By MICHAEL VAN BEEK
Gov. Gretchen Whitmer used unprecedented executive power to command the state’s response to COVID-19. Before the Michigan Supreme Court clipped her wings, the governor argued her approach was necessary because this global coronavirus pandemic is also unprecedented.
But is it?
Michigan experienced pandemics in 1957 and 1968. A similar pandemic today could kill between 5,000 and 15,000 Michiganders, according to the Michigan Department of Health and Human Services. But back then, neither Gov. Soapy Williams nor Gov. George Romney issued emergency executive orders to deal with them.
Pandemics are not unknown in state law, which grants specific powers to public health officials to control them. Michigan law says the director of the MDHHS has statewide jurisdiction and may issue emergency orders to control a pandemic. The director has broad powers, including the ability to “prohibit the gathering of people for any purpose.” Local health officials have the same authority to control pandemics within their jurisdictions.
Michigan law also mandates the state to maintain plans for responding to emergencies, such as pandemics. The Emergency Management Act of 1976 creates an emergency management division within the Michigan State Police and requires it to develop an active, comprehensive plan “that encompasses mitigation, preparedness, response, and recovery for this state.”
The plan is indeed comprehensive, spanning more than 300 pages. It includes a description of procedures for responding to public health emergencies such as epidemics. It notes that these emergencies affect a large portion of the population and may be statewide in scope. Yet, it does not discuss any need for a governor to issue emergency executive orders.
Instead, the plan provides that the state health department “serve as lead state agency,” noting that it has “been very successful in preventing, or limiting the scope and magnitude of [epidemics].” It notes that the department’s core functions include the “surveillance, rapid identification, risk communication, and coordination of rapid response to outbreaks of communicable diseases (especially epidemics).”
The plan reflects state law, noting that the state health director and local public health officers are empowered “to take those steps determined necessary and prudent to prevent epidemics and the spread of hazardous communicable diseases.” These steps include issuing orders that can be enforced as law and punished with civil or criminal penalties.
Gov. Whitmer’s response to COVID-19 deviated from the state’s official, prepared strategy for pandemics. The comprehensive plans for emergencies make no mention of the need for a governor to control the state’s response to a pandemic with executive orders, as she did until the Michigan Supreme Court ruled that action illegal and unconstitutional.
There is similarly no mention of the governor’s tactic in an older, but more detailed report published in 2008 by the state health department and called the “Michigan Pandemic Influenza Community Health Plan.” It comprises nearly 200 pages, focusing specifically on how to handle flu pandemics.

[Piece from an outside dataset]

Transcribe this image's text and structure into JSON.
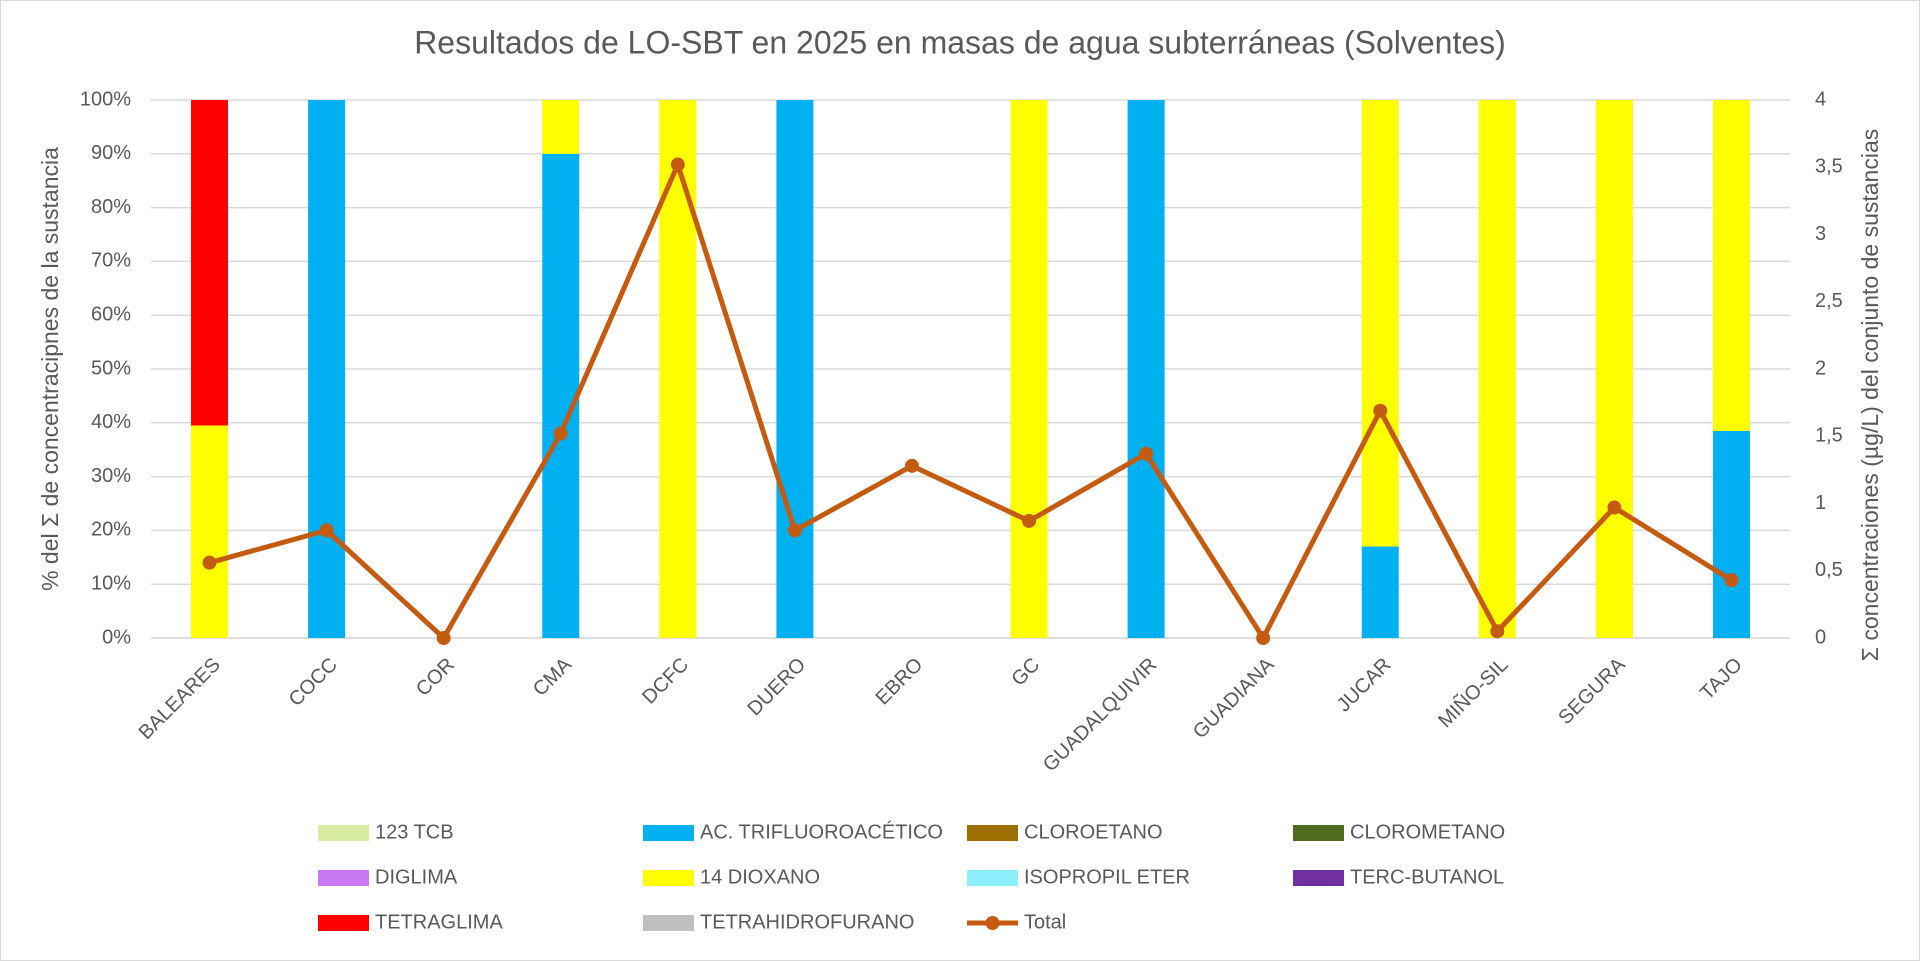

It aims to prepare for the worst, estimating that a severe influenza pandemic could result in up to 126,000 deaths in Michigan. Its scope is impressive, covering “command and management, crisis communication, surveillance, laboratory guidelines, community containment, infection control in health care facilities, vaccines and antivirals/medical management, data management border/travel issues, and recovery.”
Despite covering all this material, the report does not consider the possibility that a governor would attempt to control a pandemic by invoking emergency powers and issuing executive orders. It does refer to a governor declaring a state of emergency, but assumes this would be done under the EMA of 1976, not the 1945 law meant for riots that Gov. Whitmer used and the state’s high court just ruled unconstitutional. The report even foresaw the potential need for quarantines, social distancing and masks, but it only considers these orders being issued by state or local health officials, not a governor.
It is not clear why Gov. Whitmer ignored these plans and the state laws that grant public health officials the specific authority to deal with pandemics. Perhaps these plans proved wanting, and the governor was forced to forge her own path. But if that’s true, it raises the question of why the state goes to such great effort to plan for public health emergencies if its response hinges entirely on who happens to be governor when they strike.
(Michael Van Beek is director of research for the Mackinac Center for Public Policy, a nonpartisan research and educational institute based in Midland dedicated to improving the quality of life for all Michigan citizens by promoting sound solutions to state and local policy questions.)